Disruptions to economic activity and closures of nonessential businesses have increasingly weighed on the labor market. In the past two weeks alone we have seen nearly 10 million workers file for unemployment benefits, indicating that upcoming employment data on payroll growth in April and through the second quarter is likely to be deeply negative.

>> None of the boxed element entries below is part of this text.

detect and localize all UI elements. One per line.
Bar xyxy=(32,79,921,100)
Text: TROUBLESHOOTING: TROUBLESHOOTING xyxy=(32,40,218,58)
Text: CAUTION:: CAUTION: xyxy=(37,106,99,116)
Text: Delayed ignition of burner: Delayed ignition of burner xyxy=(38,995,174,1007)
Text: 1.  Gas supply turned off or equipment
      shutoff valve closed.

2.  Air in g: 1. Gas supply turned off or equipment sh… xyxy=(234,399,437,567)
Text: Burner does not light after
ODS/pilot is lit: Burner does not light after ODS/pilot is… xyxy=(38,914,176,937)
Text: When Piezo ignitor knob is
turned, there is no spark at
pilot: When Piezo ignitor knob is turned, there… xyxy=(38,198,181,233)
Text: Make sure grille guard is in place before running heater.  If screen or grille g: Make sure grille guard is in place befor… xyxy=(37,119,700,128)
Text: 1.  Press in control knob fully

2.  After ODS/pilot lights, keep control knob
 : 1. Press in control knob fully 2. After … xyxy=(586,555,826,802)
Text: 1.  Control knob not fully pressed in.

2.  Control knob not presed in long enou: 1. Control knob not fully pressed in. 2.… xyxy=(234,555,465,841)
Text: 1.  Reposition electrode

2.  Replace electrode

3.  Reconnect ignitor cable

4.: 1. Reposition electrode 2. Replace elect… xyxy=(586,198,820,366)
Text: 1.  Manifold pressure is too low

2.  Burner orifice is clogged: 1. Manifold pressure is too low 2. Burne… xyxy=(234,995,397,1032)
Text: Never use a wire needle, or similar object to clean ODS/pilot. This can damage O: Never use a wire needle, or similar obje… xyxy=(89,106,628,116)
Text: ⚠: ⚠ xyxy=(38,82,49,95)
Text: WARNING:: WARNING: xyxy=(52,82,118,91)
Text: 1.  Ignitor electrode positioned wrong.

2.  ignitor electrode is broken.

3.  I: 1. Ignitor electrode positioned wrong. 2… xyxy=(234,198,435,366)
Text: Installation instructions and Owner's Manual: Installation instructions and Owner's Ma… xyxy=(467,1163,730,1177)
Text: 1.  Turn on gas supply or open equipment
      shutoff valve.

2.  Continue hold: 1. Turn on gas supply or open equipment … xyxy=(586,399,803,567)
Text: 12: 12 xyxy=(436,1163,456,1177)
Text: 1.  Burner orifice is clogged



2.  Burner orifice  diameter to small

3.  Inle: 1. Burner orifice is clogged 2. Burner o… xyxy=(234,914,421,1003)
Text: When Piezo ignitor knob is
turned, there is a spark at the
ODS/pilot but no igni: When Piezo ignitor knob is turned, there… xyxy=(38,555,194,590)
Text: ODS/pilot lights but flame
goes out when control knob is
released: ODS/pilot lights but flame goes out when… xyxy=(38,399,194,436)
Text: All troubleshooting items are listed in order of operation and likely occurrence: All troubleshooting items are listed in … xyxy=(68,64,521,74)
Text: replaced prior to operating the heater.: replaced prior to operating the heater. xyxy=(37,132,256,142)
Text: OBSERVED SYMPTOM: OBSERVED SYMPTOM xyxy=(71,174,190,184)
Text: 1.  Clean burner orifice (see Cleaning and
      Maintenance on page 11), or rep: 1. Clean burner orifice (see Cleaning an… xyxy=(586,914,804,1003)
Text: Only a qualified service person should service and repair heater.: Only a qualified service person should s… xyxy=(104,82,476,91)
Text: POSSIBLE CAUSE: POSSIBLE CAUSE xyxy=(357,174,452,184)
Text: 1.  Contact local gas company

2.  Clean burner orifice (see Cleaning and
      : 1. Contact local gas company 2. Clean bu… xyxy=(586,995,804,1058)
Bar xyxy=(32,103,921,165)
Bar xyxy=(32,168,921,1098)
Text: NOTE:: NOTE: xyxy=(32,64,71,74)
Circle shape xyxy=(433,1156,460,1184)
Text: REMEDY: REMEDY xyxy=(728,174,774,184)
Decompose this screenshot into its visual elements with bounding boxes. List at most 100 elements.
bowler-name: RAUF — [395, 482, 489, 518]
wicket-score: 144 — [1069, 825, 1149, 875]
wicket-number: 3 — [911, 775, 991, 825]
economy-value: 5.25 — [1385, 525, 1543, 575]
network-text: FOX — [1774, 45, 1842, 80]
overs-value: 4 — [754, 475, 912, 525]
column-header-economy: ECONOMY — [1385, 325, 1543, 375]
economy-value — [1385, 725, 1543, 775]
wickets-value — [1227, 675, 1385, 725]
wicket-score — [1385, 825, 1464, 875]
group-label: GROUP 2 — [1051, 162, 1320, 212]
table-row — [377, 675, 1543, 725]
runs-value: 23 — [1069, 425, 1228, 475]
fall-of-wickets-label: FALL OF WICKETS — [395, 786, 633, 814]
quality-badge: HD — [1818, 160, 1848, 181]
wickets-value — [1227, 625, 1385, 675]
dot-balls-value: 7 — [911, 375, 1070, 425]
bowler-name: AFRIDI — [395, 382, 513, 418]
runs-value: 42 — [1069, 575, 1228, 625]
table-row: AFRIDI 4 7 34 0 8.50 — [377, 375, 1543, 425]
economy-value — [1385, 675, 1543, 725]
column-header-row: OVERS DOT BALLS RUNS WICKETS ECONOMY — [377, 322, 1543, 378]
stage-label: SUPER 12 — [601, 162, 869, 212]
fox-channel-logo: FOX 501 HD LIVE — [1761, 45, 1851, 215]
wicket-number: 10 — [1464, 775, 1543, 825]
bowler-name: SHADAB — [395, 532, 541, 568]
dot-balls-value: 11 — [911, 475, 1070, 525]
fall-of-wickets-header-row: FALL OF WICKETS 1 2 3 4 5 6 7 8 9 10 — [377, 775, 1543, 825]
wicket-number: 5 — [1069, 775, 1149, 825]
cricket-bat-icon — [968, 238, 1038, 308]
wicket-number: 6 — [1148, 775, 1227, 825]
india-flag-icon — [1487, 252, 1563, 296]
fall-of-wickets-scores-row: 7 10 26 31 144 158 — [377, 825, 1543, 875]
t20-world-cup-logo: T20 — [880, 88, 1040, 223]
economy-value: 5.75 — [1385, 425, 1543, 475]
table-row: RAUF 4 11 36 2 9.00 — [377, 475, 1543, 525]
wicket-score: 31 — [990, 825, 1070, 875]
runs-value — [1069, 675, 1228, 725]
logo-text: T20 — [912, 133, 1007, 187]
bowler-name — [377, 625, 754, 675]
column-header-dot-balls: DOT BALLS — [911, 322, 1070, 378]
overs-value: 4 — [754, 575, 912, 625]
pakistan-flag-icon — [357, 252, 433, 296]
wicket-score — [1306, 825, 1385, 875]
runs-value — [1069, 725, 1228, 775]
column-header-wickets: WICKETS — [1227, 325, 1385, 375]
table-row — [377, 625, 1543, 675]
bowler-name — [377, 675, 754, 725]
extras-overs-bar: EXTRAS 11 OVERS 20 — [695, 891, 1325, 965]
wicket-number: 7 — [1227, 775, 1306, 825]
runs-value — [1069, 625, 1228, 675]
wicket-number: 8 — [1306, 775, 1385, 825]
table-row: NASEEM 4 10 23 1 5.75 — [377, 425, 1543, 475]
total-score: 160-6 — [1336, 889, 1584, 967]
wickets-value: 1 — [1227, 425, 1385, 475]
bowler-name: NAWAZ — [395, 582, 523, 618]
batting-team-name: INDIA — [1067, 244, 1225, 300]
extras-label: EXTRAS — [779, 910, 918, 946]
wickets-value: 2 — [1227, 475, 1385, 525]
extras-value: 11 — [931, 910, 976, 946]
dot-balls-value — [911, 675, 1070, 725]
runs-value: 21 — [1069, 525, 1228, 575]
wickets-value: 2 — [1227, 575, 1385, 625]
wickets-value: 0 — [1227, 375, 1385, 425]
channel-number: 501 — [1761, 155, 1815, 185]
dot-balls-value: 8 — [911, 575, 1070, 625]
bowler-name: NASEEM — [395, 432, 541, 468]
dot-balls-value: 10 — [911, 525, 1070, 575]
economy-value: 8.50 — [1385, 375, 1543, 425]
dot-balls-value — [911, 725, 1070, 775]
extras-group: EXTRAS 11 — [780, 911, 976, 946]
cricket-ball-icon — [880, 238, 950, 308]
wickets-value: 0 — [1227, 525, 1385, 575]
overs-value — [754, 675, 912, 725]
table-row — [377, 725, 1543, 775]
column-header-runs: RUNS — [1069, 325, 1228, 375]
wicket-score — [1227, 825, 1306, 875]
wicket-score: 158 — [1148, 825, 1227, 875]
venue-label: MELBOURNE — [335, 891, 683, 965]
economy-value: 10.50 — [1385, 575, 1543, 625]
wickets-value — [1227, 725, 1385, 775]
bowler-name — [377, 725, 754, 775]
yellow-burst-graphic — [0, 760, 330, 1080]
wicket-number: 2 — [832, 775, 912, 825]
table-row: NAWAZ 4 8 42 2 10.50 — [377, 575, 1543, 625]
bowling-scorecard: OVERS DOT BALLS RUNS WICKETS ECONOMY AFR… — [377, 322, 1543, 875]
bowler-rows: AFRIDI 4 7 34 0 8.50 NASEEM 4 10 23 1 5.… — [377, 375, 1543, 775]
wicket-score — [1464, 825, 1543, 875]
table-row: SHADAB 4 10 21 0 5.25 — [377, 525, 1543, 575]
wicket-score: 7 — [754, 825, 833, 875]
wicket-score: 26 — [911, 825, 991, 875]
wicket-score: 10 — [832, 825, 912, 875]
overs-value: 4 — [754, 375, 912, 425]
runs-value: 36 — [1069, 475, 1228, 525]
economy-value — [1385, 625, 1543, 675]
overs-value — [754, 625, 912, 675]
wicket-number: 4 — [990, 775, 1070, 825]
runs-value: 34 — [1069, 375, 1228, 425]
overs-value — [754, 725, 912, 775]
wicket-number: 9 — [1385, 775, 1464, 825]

For the second quarter as a whole, we expect this will lead to a sharp rise in the unemployment rate to an average of 15.7% (Exhibit 6), the highest among records dating back to the 1940s. That builds in an assumption of cumulative job losses of 21 million in the second quarter, with a peak in the unemployment rate at 16.4% in May. In our bear case scenario, job losses amount to almost 40 million in 2Q, driving the unemployment rate up to 25%, and further economic weakness in 3Q20 leads the unemployment rate to drift up further to a peak of 28%, and the unemployment rate remains persistently higher over the forecast horizon in this scenario.

The pattern of job losses will largely follow the GDP pattern, although we do foresee some long-term job losses persisting over our forecast horizon. That may be particularly the case among small businesses (<100 employees), which BLS data indicate comprise more than 55% of total employment. We expect that payroll employment will begin to expand in June 2020, but will remain 2.7% below its pre-recession peak at the end of 2021. Nevertheless, that would feel like a stronger recovery compared to the persistent labor market weakness seen in the 2008 cycle (Exhibit 7).

And that's what the second great depression looks like.